Harcèlement des débiteurs
Signe des temps, face à la multiplication de ces offres alléchantes dans le secteur du luxe, à commencer par les cliniques et instituts de beauté, des agences de crédit se sont positionnées sur le créneau du prêt médical et de la chirurgie esthétique. Un organisme de prêt, Cashflex Multicredit, basé à Fribourg, propose de «financer votre chirurgie ou soin médical à crédit» en prêtant des sommes entre 3000 et 400'000 francs, remboursables entre 12 et 84 mois.
Mais les prêteurs, que ce soient les prestataires eux-mêmes ou les agences de crédit, mettent rarement l’accent sur ce qui se passe en cas de retard de paiement ou d’insolvabilité. Depuis quelques années, les entreprises hésitent de moins en moins à mandater des sociétés de recouvrement afin qu’elles récupèrent leur dû auprès des mauvais payeurs. Si un prestataire décide de lancer une telle procédure contre un client, la méthode peut s’avérer très agressive.
Au point que ce problème occupe les conseillers nationaux à Berne, qui veulent imposer un code de conduite plus éthique aux sociétés de recouvrement. Rappels en rafales, «sommations», menaces de poursuites, et surtout majoration très forte et souvent injustifiée du montant de la facture, font partie des pratiques devenues courantes que doivent subir les débiteurs peu ponctuels. Le gonflement indu des factures réclamées par les sociétés de recouvrement, en particulier, tend à se généraliser. Il est dénoncé par la Fédération romande des consommateurs (FRC), tout comme les procédés agressifs utilisés, qui ne reposent que sur de faibles bases juridiques.
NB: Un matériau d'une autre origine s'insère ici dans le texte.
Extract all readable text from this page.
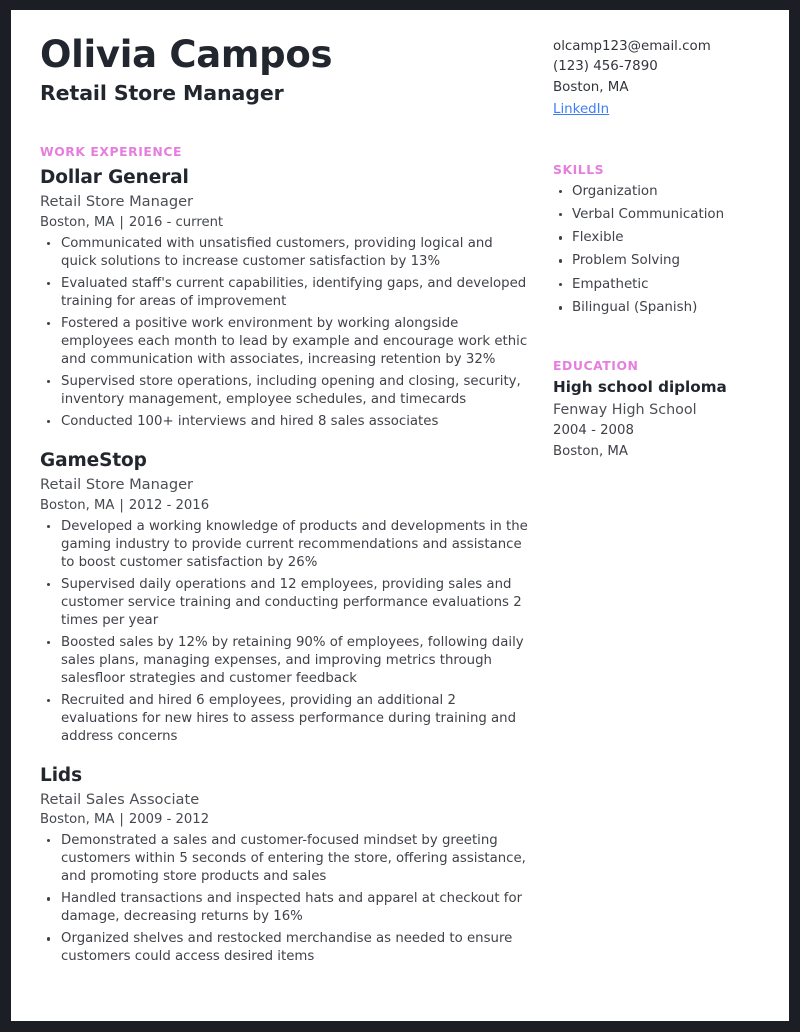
Olivia Campos
Retail Store Manager
WORK EXPERIENCE
Dollar General
Retail Store Manager
Boston, MA | 2016 - current
Communicated with unsatisfied customers, providing logical and quick solutions to increase customer satisfaction by 13%
Evaluated staff's current capabilities, identifying gaps, and developed training for areas of improvement
Fostered a positive work environment by working alongside employees each month to lead by example and encourage work ethic and communication with associates, increasing retention by 32%
Supervised store operations, including opening and closing, security, inventory management, employee schedules, and timecards
Conducted 100+ interviews and hired 8 sales associates
GameStop
Retail Store Manager
Boston, MA | 2012 - 2016
Developed a working knowledge of products and developments in the gaming industry to provide current recommendations and assistance to boost customer satisfaction by 26%
Supervised daily operations and 12 employees, providing sales and customer service training and conducting performance evaluations 2 times per year
Boosted sales by 12% by retaining 90% of employees, following daily sales plans, managing expenses, and improving metrics through salesfloor strategies and customer feedback
Recruited and hired 6 employees, providing an additional 2 evaluations for new hires to assess performance during training and address concerns
Lids
Retail Sales Associate
Boston, MA | 2009 - 2012
Demonstrated a sales and customer-focused mindset by greeting customers within 5 seconds of entering the store, offering assistance, and promoting store products and sales
Handled transactions and inspected hats and apparel at checkout for damage, decreasing returns by 16%
Organized shelves and restocked merchandise as needed to ensure customers could access desired items
olcamp123@email.com
(123) 456-7890
Boston, MA
LinkedIn
SKILLS
Organization
Verbal Communication
Flexible
Problem Solving
Empathetic
Bilingual (Spanish)
EDUCATION
High school diploma
Fenway High School
2004 - 2008
Boston, MA
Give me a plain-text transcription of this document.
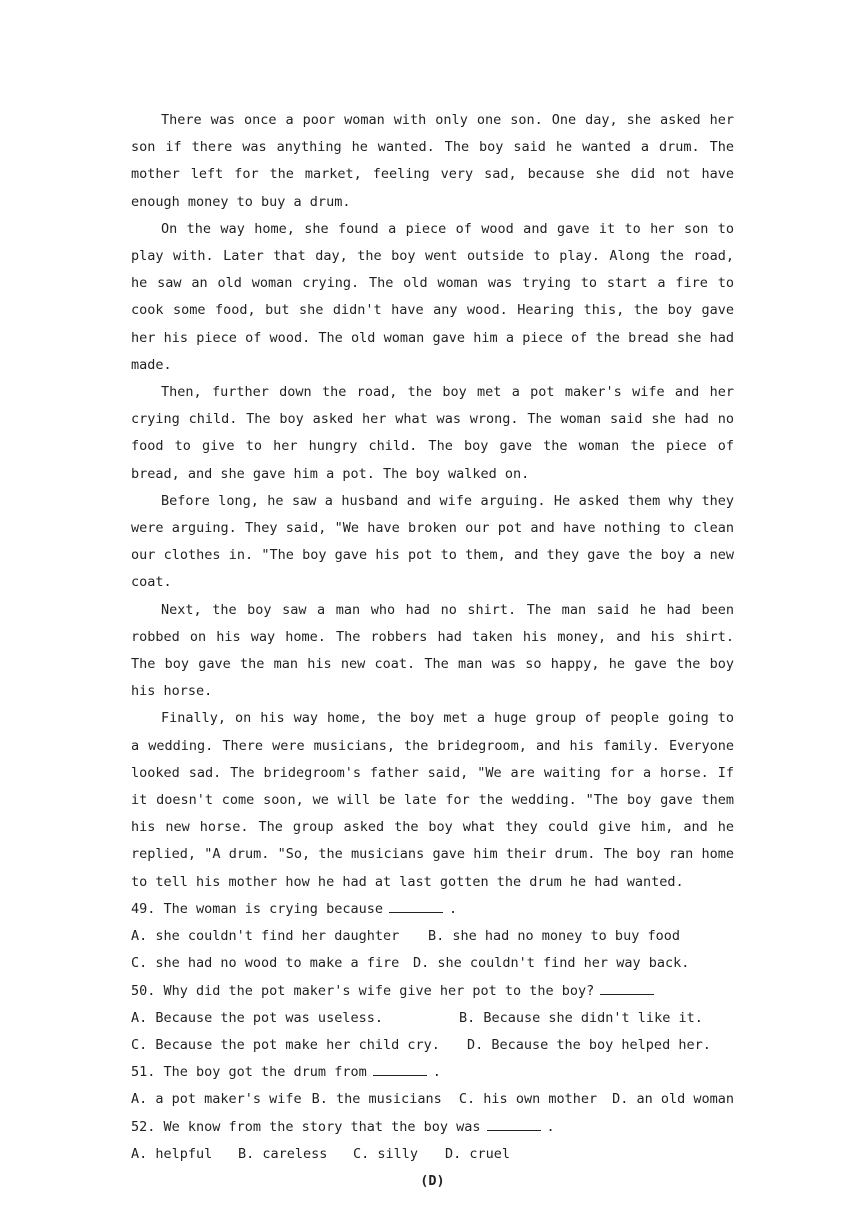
There was once a poor woman with only one son. One day, she asked her son if there was anything he wanted. The boy said he wanted a drum. The mother left for the market, feeling very sad, because she did not have enough money to buy a drum.

On the way home, she found a piece of wood and gave it to her son to play with. Later that day, the boy went outside to play. Along the road, he saw an old woman crying. The old woman was trying to start a fire to cook some food, but she didn't have any wood. Hearing this, the boy gave her his piece of wood. The old woman gave him a piece of the bread she had made.

Then, further down the road, the boy met a pot maker's wife and her crying child. The boy asked her what was wrong. The woman said she had no food to give to her hungry child. The boy gave the woman the piece of bread, and she gave him a pot. The boy walked on.

Before long, he saw a husband and wife arguing. He asked them why they were arguing. They said, "We have broken our pot and have nothing to clean our clothes in. "The boy gave his pot to them, and they gave the boy a new coat.

Next, the boy saw a man who had no shirt. The man said he had been robbed on his way home. The robbers had taken his money, and his shirt. The boy gave the man his new coat. The man was so happy, he gave the boy his horse.

Finally, on his way home, the boy met a huge group of people going to a wedding. There were musicians, the bridegroom, and his family. Everyone looked sad. The bridegroom's father said, "We are waiting for a horse. If it doesn't come soon, we will be late for the wedding. "The boy gave them his new horse. The group asked the boy what they could give him, and he replied, "A drum. "So, the musicians gave him their drum. The boy ran home to tell his mother how he had at last gotten the drum he had wanted.

49. The woman is crying because	.

A. she couldn't find her daughter	B. she had no money to buy food
C. she had no wood to make a fire	D. she couldn't find her way back.

50. Why did the pot maker's wife give her pot to the boy?

A. Because the pot was useless.	B. Because she didn't like it.
C. Because the pot make her child cry.	D. Because the boy helped her.

51. The boy got the drum from	.

A. a pot maker's wife B. the musicians	C. his own mother	D. an old woman

52. We know from the story that the boy was	.

A. helpful	B. careless	C. silly	D. cruel

(D)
Ainsi, s’endetter peut sembler aisé, mais de l’autre côté, l’intolérance des entreprises aux retards de paiement est élevée et tend à augmenter. D’après un rapport européen de 2019 du groupe suédois de recouvrement Intrum, les Suisses sont parmi les pire payeurs européens, avec 2,9 millions de commandements de payer sont notifiés chaque année.